Re: Should I do loops in reverse order ?
Re: Should I do loops in reverse order ?
- Subject: Re: Should I do loops in reverse order ?
- From: Jeff C <email@hidden>
- Date: Mon, 27 Nov 2006 22:00:38 -0500
I invariably end up making several passes through the debugger to get
this right.
YMMV.
On Nov 27, 2006, at 9:54 PM, John Stiles wrote:
Interestingly, if you walk the array backwards, you dodge this
particular bullet :)
I don't think there's a general case solution if you are going to
insert or delete objects arbitrarily inside the array; you just
need to be cautious.
On Nov 27, 2006, at 6:51 PM, Jeff C wrote:
Yep, I left out the detail about making sure the index was
correct, as that wasn't the original question.

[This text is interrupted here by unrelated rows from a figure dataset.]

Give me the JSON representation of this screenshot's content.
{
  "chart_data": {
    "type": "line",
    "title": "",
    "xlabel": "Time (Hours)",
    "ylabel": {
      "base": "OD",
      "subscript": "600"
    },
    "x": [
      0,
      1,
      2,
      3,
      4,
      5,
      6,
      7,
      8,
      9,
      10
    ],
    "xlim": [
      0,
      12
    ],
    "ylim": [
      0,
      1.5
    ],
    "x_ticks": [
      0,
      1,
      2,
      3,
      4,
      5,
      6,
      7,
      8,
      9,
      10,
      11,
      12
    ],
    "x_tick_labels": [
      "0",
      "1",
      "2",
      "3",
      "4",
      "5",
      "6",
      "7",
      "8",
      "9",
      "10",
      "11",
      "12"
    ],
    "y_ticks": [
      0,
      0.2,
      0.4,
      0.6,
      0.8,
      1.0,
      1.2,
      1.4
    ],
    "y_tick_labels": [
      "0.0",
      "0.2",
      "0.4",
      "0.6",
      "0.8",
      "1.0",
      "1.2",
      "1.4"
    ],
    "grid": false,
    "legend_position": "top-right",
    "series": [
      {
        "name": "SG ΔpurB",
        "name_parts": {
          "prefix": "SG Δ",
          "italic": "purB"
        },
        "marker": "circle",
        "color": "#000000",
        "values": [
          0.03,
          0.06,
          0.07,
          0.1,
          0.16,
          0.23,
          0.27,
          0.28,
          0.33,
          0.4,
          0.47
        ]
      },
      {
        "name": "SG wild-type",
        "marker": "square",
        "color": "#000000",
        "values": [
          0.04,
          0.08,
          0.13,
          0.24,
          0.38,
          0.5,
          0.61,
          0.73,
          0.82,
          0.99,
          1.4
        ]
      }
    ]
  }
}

Yes, you have to watch the i++ if you've changed the array as you
could end up with the wrong index on the next iteration.
On Nov 27, 2006, at 9:48 PM, John Stiles wrote:
On Nov 27, 2006, at 6:40 PM, Jeff C wrote:
On Nov 27, 2006, at 12:45 PM, Sean McBride wrote:
On 2006-11-27 09:22, Matt Neuburg said:
What I would do is:
int i,u=[myArray count];
for (i=0; i<u; i++)
Be careful using this pattern if myArray is mutable and the
contents are changing during iteration.
The value of u must be updated or you may run past the end of
the array and get an exception.
I generally use the form
for ( i=0; i < [theArray count]; i++ )
when i'm not using NSEnumerator and hope that the implementer
was smart enough to make the -count method as fast as possible.
Granted, that's probably not a good assumption if you're trying
to squeeze every last cycle out of the machine, but for most of
the applications I write, the sacrifice of performance is worth
it to avoid bugs.
If you are mutating the array and inserting or removing elements
inside the for loop, you may still have bugs even if you call -
count each time.
For instance, if you delete the object at the current index
inside the loop, you will skip over the next object in the array.
Imagine i=2:
0: object A
1: object B
2: object C <-- i == 2 so it references this object
3: object D
4: object E
And we delete object 2. Then on the next iteration through the
loop, we have:
0: object A
1: object B
2: object D
3: object E <-- i == 3 so it references this object
Object D was never seen because the array contents shifted over.